Yeni Üyelik
8.
Bölüm

8. Bölüm

@helinaksy0

8.BÖLÜM:KENDİNİ KORUMALISIN

yere oturmuş sadece ağlıyordum. göz yaşlarımı sildim ve ayağa kalkıp lavobanın aynasında kendime baktım. ağladın mı? kalkacaksın ayağa "ben asla yıkılmam!" diyeceksin! yıkıldın mı? tekrar kalkacaksın ayağa tekrar kendi ayakların üzerinde duracaksın. unutma bu hayatta tek kendine güveneceksin.

kısa bir süre daha aynada kendime baktığımda kapı birden açıldı! gelen irem ve idildi! "sıla!" dedi irem. idilde seslendi arkadan "sıla iyimisin?" gülümsemeye çalıştım çünkü neydi 1. kural:kendi ayakların üzerinde duracaksın! "iyim." dedim. idil kolumu sıvazlayarak "eminmisin?" dedi. hayır emin değildim. "eminim" dedim. irem lavobanın içinde dör dönüyordu sonra öfkeyle bana döndü "ecrindideğilmi kızın ismi!?" dedi. napacaktı? söylemelimiydim? "evet" dediğim anda irem öfkeyle lavobodan çıktı.

idille iremin arkasından hızla çıktık. "irem dur!" diye bağırıyordum. durmuyordu! dur artık! dur! onlarında başı belaya girecekti! hemde benim yüzümden! "irem dur" diye bağırdı idil. kısa süre sonra ecrini bulduk. irem öfkeyle ecrine doğru yürüdü "senmisin benim arkadaşımı lavobada kilitleyen?" dedi. "evet oydu! onun o kızılımsı kumral saçlarını yol!" diyordu iç sesim.

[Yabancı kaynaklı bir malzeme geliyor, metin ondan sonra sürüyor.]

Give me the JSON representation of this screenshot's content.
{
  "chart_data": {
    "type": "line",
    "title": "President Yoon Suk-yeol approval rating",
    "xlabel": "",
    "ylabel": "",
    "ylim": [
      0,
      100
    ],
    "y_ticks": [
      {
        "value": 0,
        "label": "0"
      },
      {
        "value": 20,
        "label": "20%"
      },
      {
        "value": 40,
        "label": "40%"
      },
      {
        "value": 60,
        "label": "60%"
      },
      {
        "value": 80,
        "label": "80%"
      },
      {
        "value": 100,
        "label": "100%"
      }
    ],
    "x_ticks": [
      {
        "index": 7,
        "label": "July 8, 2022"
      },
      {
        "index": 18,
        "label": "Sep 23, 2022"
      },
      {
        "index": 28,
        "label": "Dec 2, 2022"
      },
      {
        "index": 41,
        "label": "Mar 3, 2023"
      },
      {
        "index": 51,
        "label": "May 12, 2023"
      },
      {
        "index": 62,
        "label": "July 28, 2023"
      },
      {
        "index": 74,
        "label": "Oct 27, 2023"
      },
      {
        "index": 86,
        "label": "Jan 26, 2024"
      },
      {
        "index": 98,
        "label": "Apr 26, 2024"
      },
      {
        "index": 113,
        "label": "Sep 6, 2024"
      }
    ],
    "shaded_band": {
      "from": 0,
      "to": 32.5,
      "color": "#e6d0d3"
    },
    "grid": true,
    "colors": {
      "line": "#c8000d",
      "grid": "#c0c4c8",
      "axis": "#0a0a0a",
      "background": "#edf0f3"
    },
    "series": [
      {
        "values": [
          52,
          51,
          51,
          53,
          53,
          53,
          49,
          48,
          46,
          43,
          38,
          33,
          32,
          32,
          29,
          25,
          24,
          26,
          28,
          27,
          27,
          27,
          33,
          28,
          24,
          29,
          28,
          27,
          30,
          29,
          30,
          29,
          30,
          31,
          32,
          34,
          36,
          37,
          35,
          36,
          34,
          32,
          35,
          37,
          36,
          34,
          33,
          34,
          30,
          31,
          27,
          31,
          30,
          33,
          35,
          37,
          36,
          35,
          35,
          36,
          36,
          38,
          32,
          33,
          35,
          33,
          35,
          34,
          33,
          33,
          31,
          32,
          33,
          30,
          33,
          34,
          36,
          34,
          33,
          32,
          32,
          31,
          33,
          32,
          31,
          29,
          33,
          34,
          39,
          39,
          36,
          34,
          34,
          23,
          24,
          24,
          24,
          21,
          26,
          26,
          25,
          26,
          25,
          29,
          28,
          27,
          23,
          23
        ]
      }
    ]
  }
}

İrem tam ecrine dalacakken müdür geldi "kızlar noluyo burada?" Dedi. Ecrin birden müdüre baktı ve konuşmaya başladı "Ah! Mehmet amca!" Dedi. Mehmet amcamı? Amca? Mehmet amca! Bu adam ecrinin amcasımıydı yoksa hayır! Hayır bu olamaz değil mi? Bu adam Yiğitin babası olamaz değil mi? Şaka olmalı! Şaka!

soluğu disiplinde yedik tabiki. Ve ecrin değilde biz disiplinlik olduk! Tabi yiğitin sevgilisi olduğu için onu tabikii disiplinlik yapmazlar. Ah adaletsiz hayat!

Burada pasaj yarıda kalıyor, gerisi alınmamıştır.